Leila Gharani [MVP] explains why Power Query can keep the wrong record
In a recent YouTube video, trainer Leila Gharani [MVP] demonstrates a subtle but important pitfall when using Power Query Remove Duplicates to keep the latest record. The video shows that a straightforward approach — sorting newest-first and removing duplicates — can silently return incorrect results on larger datasets. Consequently, reports may publish bad numbers without any error or warning. The demonstration highlights how common tools can fail in production unless users understand internal behavior.
The problem demonstrated
Gharani walks through a typical scenario: sort by date so the newest entry appears first, then use Remove Duplicates to keep that top row for each key. At small scale the output looks correct, but when the same steps run on a large CSV the count is wrong and some keys keep older rows. In other words, the visible editor order does not always guarantee the row order used by the deduplication step. As a result, teams who trust the editor preview can be surprised by quietly incorrect data feeding downstream reports.
Why Power Query keeps the wrong row
The video explains that the root cause is how Power Query optimizes work, often by using query folding and lazy evaluation. Query folding can push operations back to the data source or reorder steps to improve efficiency, so the editor’s sort may not materialize before duplicates are removed. Therefore, duplicate-removal operates on the table’s current internal state rather than the visually sorted state. This behavior is efficient, but when you need a stable ordering for correct deduplication, it becomes a hazard.
The simple fix and an alternative
Gharani proposes a one-line fix: wrap the sorted table in Table.Buffer so Power Query materializes the sorted data in memory before deduplication. With buffering, the sort is fully realized and Table.Distinct or the UI Remove Duplicates step will keep the intended row.
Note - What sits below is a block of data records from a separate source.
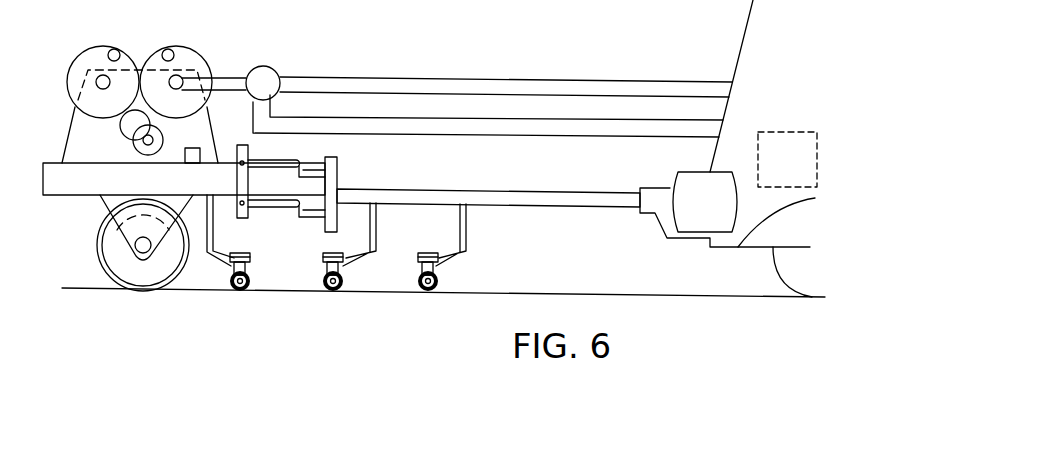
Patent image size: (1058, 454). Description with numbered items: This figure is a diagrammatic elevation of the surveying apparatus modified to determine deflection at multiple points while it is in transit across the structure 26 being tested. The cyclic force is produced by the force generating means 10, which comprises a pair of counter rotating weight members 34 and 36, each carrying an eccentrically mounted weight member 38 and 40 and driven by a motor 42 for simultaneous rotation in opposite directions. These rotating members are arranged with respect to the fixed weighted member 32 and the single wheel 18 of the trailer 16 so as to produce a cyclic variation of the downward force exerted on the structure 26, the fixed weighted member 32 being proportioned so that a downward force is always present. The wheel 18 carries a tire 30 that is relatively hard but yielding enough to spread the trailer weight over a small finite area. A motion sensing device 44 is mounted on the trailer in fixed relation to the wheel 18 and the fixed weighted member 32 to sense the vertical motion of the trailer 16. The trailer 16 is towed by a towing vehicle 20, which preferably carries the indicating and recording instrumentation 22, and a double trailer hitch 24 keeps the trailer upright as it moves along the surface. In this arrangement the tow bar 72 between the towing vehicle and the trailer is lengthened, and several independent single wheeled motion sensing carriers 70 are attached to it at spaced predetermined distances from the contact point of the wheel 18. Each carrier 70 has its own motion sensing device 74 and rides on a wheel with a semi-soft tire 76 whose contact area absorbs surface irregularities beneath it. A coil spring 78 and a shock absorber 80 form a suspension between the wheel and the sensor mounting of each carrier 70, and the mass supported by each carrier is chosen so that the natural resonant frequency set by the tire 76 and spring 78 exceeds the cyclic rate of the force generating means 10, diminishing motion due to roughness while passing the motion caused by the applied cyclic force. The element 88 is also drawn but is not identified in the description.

The force generating means 10 is at (61, 139).
The trailer 16 is at (166, 187).
The wheel 18 is at (98, 258).
The towing vehicle 20 is at (706, 170).
The indicating and recording instrumentation 22 is at (800, 131).
The double trailer hitch 24 is at (301, 161).
The structure 26 is at (557, 287).
The tire 30 is at (101, 232).
The fixed weighted member 32 is at (43, 183).
The counter rotating weight member 34 is at (78, 52).
The counter rotating weight member 36 is at (202, 49).
The eccentrically mounted weight member 38 is at (120, 49).
The eccentrically mounted weight member 40 is at (148, 50).
The motor 42 is at (133, 140).
The motion sensing device 44 is at (185, 148).
The single wheeled motion sensing carrier 70 is at (231, 282).
The tow bar 72 is at (214, 242).
The motion sensing device 74 is at (240, 253).
The semi-soft tire 76 is at (234, 290).
The coil spring 78 is at (247, 270).
The shock absorber 80 is at (250, 258).
The pulley 88 is at (275, 68).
She also presents a second approach that avoids relying on order: use the Group By method to compute a maximum date or an index per key, then merge or filter to keep the correct record. Both solutions work, but they come with tradeoffs that users should weigh.
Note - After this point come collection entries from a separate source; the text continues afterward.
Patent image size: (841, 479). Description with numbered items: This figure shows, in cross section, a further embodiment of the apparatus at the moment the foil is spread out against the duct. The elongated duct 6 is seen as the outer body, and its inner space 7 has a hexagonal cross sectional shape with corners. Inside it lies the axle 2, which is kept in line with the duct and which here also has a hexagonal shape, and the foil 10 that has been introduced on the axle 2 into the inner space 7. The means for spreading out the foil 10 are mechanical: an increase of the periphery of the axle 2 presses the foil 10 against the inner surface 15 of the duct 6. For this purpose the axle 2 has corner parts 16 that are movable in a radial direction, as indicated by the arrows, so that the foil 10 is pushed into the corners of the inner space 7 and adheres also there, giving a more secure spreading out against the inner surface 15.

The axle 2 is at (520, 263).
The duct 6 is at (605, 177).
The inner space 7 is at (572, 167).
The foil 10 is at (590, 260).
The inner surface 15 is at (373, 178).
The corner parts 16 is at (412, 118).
Tradeoffs: performance, memory, and folding
Buffering enforces order, yet it increases memory usage because the table is materialized in Power Query’s process. Thus, for very large datasets buffering can slow queries or even exhaust available memory. On the other hand, the Group By pattern often avoids buffering and preserves query folding, which can be faster when the source supports it. However, grouping can be more complex to implement and may change how transformations are structured, which affects maintainability.
Practical verification and safe practices
The video emphasizes verifying results against the original source. For example, compare deduplicated output to the CSV or source query counts before publishing, and test on real dataset sizes. Additionally, normalizing text with Trim, Clean, or consistent casing helps avoid hidden mismatches that look identical in the editor. Finally, deduplicate on the correct business key rather than the entire row so you control which fields determine uniqueness.
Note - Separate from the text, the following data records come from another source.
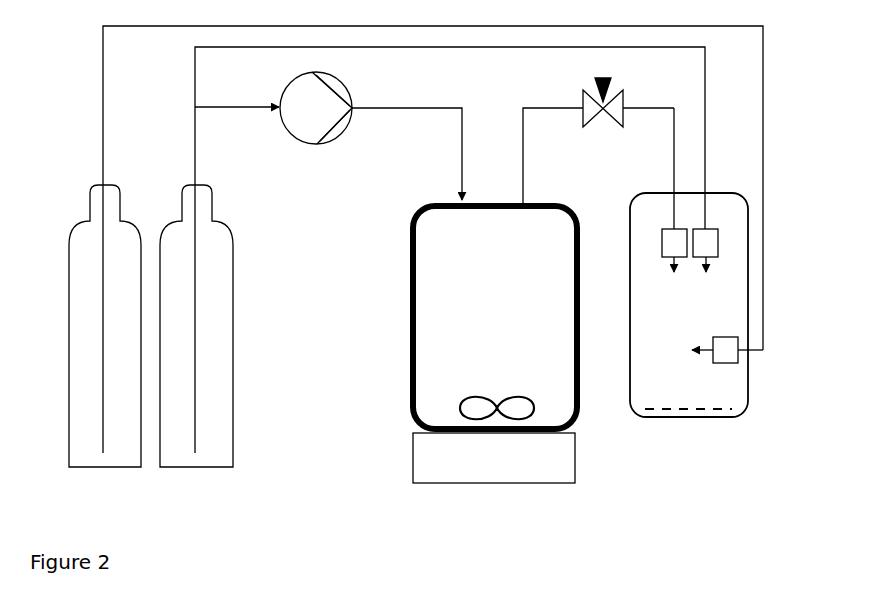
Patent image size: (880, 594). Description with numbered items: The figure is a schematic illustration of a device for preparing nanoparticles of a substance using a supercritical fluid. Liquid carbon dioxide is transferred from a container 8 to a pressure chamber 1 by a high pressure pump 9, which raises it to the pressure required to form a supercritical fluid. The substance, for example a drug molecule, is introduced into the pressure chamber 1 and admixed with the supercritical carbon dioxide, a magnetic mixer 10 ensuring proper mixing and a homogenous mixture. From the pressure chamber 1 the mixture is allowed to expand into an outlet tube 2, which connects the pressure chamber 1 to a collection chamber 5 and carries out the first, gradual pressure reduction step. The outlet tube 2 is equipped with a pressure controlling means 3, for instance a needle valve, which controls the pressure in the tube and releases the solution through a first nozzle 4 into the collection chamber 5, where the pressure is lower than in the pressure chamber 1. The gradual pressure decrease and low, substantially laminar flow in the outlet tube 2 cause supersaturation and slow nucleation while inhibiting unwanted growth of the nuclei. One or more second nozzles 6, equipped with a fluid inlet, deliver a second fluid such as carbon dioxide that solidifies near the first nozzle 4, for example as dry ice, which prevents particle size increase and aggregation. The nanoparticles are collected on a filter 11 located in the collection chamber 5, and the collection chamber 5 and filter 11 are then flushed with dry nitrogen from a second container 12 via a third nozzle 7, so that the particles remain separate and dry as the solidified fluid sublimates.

The pressure chamber 1 is at (495, 317).
The outlet tube 2 is at (553, 157).
The pressure controlling means 3 is at (628, 111).
The first nozzle 4 is at (674, 250).
The collection chamber 5 is at (689, 305).
The second nozzle 6 is at (705, 250).
The third nozzle 7 is at (727, 350).
The container 8 is at (196, 326).
The high pressure pump 9 is at (316, 122).
The magnetic mixer 10 is at (494, 458).
The filter 11 is at (688, 395).
The second container 12 is at (105, 326).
Challenges in production use
Teams must balance robustness, speed, and resource use when choosing an approach. Buffering is simple and reliable for moderate datasets, but it can raise costs when run at scale. Conversely, preserving query folding can deliver faster results and lower memory demand, yet it may hide ordering assumptions and require more careful step design. Therefore, developers should document the chosen pattern and include tests to detect regressions when data grows or sources change.
Conclusion
Gharani’s video offers a clear and practical lesson: the visible order in Power Query’s editor is not always the order used by downstream steps, and that mismatch can silently corrupt results. By either materializing the sort with Table.Buffer or adopting a grouping strategy, analysts can ensure they keep the correct record. Ultimately, the right choice depends on dataset size, source capabilities, and operational constraints, so validate and monitor any deduplication pattern before it reaches production.